Digestive system membranes: freeze-fracture evidence for differentiation and flow in Paramecium.

Abstract

Freeze-fractured membranes of digestive vacuoles of randomly feeding P. caudatum exhibit dramatic differences in intramembrane particle (IMP) number and distribution on E- and P-fracture faces. By pulse-feeding latex spheres to cells, these differences were related to the age of the digestive vacuoles. The membranes undergo a specific sequence of changes during the digestive cycle. Young digestive vacuoles (DV-l; .ltoreq. 6 min), nascent vacuoles still connected to the cytopharynx, and discoidal vesicles, from which vacuole membrane is derived, all have a highly particulate E face and a less particulate P face. As early as 3 min after feeding, a 2nd category of digestive vacuoles (DV-II) can be recognized which are considerably smaller in diameter and lack particles on their E face. The endocytic removal of DV-I membrane material associated with the formation of DV-II vacuoles probably involves a concomitant and selective removal of E-face particles, as essentially no changes are seen in the density of P-face particles on the 2 types of vacuoles.

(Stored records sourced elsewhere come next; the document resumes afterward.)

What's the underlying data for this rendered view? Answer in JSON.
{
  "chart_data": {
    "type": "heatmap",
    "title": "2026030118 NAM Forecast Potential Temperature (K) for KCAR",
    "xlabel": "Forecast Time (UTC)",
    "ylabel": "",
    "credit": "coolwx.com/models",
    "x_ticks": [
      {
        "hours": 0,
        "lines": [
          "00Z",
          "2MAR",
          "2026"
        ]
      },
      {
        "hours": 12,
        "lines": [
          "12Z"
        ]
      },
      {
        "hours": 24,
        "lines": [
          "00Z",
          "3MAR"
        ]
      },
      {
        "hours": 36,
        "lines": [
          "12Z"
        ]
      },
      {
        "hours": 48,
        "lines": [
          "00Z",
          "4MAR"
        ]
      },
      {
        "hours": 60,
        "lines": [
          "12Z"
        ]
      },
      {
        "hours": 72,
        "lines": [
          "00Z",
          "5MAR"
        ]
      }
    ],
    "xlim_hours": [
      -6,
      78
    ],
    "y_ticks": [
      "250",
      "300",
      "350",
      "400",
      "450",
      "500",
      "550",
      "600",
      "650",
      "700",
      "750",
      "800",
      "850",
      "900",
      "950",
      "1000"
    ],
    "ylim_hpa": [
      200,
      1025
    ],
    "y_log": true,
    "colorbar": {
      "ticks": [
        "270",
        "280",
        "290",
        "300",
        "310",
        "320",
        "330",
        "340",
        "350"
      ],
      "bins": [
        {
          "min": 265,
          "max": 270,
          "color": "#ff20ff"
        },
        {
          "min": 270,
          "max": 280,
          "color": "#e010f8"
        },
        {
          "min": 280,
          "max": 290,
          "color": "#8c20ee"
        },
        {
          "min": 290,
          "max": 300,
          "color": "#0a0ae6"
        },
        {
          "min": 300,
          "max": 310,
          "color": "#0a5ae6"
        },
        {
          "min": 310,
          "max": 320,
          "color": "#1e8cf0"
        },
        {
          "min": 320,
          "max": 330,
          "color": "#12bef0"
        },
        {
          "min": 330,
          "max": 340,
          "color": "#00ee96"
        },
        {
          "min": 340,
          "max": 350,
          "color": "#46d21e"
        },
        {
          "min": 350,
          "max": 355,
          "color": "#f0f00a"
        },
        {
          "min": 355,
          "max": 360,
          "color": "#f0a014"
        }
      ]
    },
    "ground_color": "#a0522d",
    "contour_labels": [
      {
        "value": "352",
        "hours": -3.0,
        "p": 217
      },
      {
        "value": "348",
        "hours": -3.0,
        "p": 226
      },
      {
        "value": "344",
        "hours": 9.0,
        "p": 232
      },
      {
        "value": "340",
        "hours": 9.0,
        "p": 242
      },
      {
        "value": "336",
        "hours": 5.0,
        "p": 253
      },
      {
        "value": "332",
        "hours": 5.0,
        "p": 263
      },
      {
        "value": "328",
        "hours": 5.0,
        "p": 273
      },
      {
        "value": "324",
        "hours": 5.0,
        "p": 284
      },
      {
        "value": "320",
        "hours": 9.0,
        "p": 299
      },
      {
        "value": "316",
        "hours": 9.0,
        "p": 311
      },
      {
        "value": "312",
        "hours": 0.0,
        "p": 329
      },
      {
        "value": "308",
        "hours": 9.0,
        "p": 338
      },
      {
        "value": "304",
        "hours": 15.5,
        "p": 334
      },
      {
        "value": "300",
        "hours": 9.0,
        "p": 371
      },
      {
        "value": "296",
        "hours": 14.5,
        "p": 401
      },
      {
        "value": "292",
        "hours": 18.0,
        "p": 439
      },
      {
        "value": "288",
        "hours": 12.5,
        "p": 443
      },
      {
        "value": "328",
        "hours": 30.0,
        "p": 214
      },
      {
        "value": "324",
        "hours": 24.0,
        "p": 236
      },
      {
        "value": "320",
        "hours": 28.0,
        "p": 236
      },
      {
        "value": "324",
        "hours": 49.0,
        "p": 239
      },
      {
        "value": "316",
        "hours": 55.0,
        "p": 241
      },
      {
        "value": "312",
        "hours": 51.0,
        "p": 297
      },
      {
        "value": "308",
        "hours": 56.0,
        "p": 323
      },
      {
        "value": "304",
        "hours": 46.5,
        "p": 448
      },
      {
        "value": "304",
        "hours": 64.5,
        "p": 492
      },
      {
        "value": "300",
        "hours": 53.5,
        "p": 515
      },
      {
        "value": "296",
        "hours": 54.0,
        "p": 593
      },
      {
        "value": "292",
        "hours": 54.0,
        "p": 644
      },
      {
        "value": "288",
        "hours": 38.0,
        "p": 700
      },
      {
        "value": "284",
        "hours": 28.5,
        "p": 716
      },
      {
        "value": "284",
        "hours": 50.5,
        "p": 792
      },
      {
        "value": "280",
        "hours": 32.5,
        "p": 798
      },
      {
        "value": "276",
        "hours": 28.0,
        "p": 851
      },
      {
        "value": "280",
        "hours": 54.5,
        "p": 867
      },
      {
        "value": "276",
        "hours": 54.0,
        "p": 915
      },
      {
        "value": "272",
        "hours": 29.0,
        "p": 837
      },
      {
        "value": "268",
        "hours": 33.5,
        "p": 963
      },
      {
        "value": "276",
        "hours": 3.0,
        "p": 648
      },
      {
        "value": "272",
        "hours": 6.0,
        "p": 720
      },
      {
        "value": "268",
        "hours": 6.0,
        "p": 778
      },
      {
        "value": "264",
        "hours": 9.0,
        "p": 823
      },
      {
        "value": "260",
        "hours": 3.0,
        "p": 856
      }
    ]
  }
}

Beginning at 10 min the 1st DV-III vacuoles are encountered. These are larger than the DV-II vacuoles and possess very prominent E-face particles, which resemble those on the E face of the numerous lysosomes bordering the digestive vacuoles. DV-III vacuoles exhibit a substantial increase in P-face particles. These membrane changes closely parallel, and are probably correlated with, the physiological events occuring within the vacuole lumen: concentration of food, killing of prey and digestion. Calculations of the amount of membrane removed from DV-I to form DV-II and of the increase in membrane surface area during the transition from DV-II to DV-III indicate that as much as 90% of the initial phagosome (DV-I) membrane can be removed before digestion begins. The enlargement of DV-II must be caused by fusion with adjacent lysosomes which also contribute the new populations of IMPs to the DV-III membrane. The appearance of numerous endocytic structures on older DV-III vacuoles suggests that membrane is retrieved from DV-III before defecation.